Showing posts with label telling the corporation story at trial. Show all posts
Showing posts with label telling the corporation story at trial. Show all posts

Monday, December 1, 2014

The Juror-Engaging Power of Story: Beyond the Individual



Research has demonstrated repeatedly the power of story-telling. Indeed, it's easy for most attorneys to tell the story of their injured client or the malfunction of a product. Stories of individuals, plaintiff or defense, are also fairly easy to summon. But when it comes to businesses, companies or corporations, lawyers too often forget the power of story, and give but the driest of facts.

Yet it is story that will engage the jurors, story that will enable them to relate to your corporate/business client, story that will give them points of identification to their own lives, to their experience.

I remember waiting in a corporate reception area for the attorney and client I was to work with that day. All around the walls were photographs, plaques, and other corporate memorabilia. When I asked the attorney and client for the story of the corporation, as opposed to the facts of its incorporation, they were at a loss.

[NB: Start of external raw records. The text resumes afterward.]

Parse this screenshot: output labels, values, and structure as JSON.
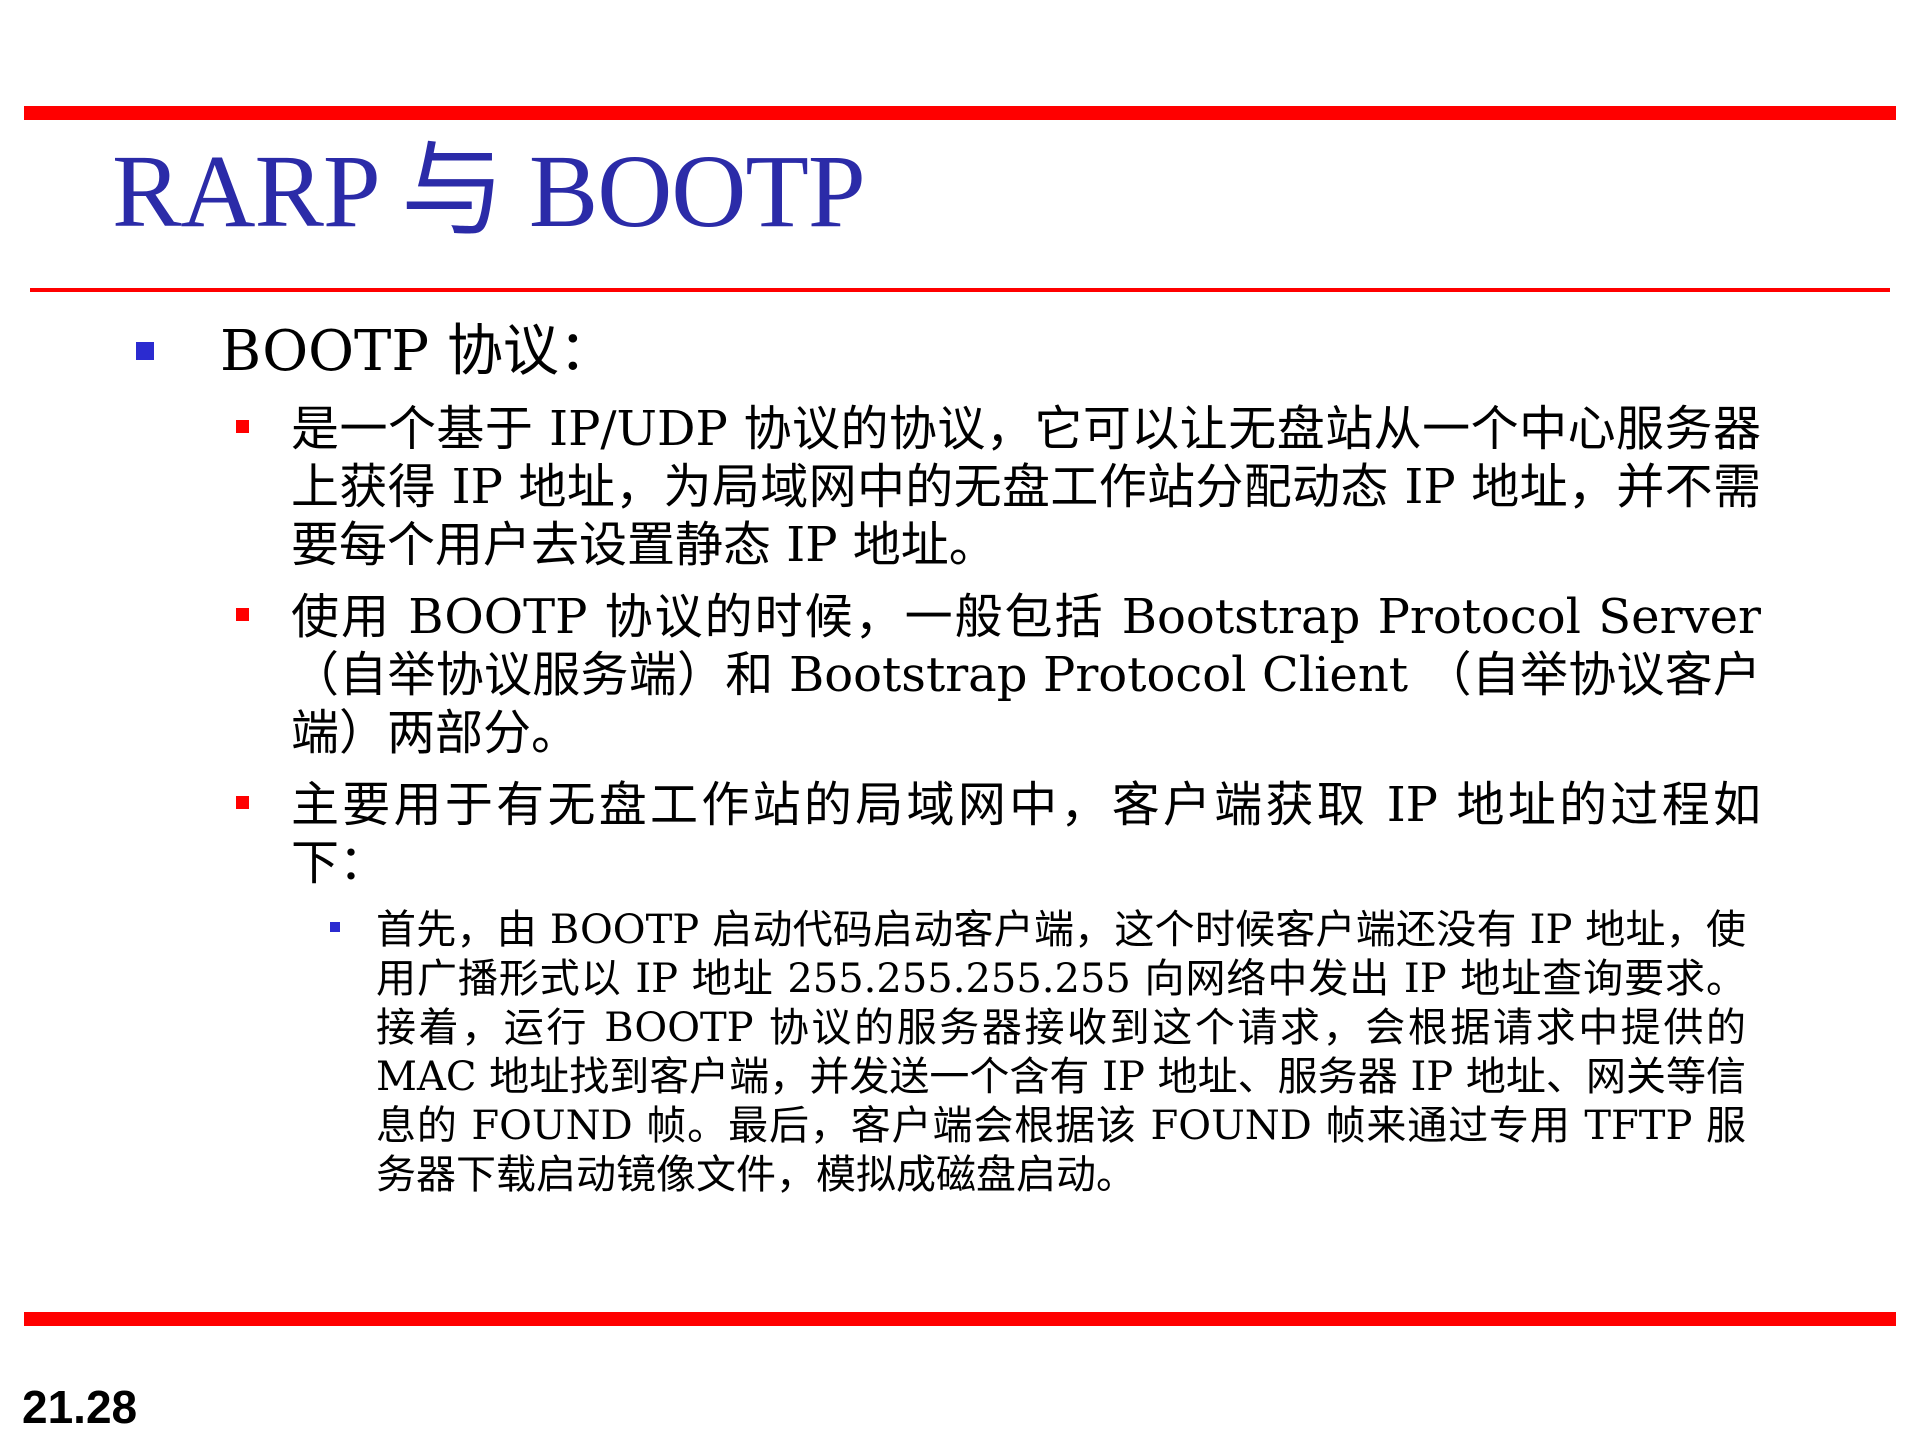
{
  "slide": {
    "title": "RARP 与 BOOTP",
    "page_number": "21.28",
    "colors": {
      "rule": "#ff0000",
      "title": "#2b2ba8",
      "level1_marker": "#2b2bd0",
      "level2_marker": "#ff0000",
      "level3_marker": "#2b2bd0"
    }
  },
  "content": {
    "heading": "BOOTP 协议：",
    "items": [
      {
        "text": "是一个基于 IP/UDP 协议的协议，它可以让无盘站从一个中心服务器上获得 IP 地址，为局域网中的无盘工作站分配动态 IP 地址，并不需要每个用户去设置静态 IP 地址。"
      },
      {
        "text": "使用 BOOTP 协议的时候，一般包括 Bootstrap Protocol Server（自举协议服务端）和 Bootstrap Protocol Client （自举协议客户端）两部分。"
      },
      {
        "text": "主要用于有无盘工作站的局域网中，客户端获取 IP 地址的过程如下："
      }
    ],
    "subitems": [
      {
        "text": "首先，由 BOOTP 启动代码启动客户端，这个时候客户端还没有 IP 地址，使用广播形式以 IP 地址 255.255.255.255 向网络中发出 IP 地址查询要求。接着，运行 BOOTP 协议的服务器接收到这个请求，会根据请求中提供的 MAC 地址找到客户端，并发送一个含有 IP 地址、服务器 IP 地址、网关等信息的 FOUND 帧。最后，客户端会根据该 FOUND 帧来通过专用 TFTP 服务器下载启动镜像文件，模拟成磁盘启动。"
      }
    ]
  }
}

So I told them the story, as I had gleaned it from all that was portrayed in the reception area. Both were amazed that I could weave a story from so little. But it wasn't so little! Those photographs and plaques gave the heart of the corporation, its community involvement, the background on why it was founded in the first place.

There was more, of course, but my telling primed the pump.

Don't let your business or corporate clients be story-less entities. There is a story behind every venture, and that's how you engage juror sympathy. Look for the story, mine for it, it is well worth the effort.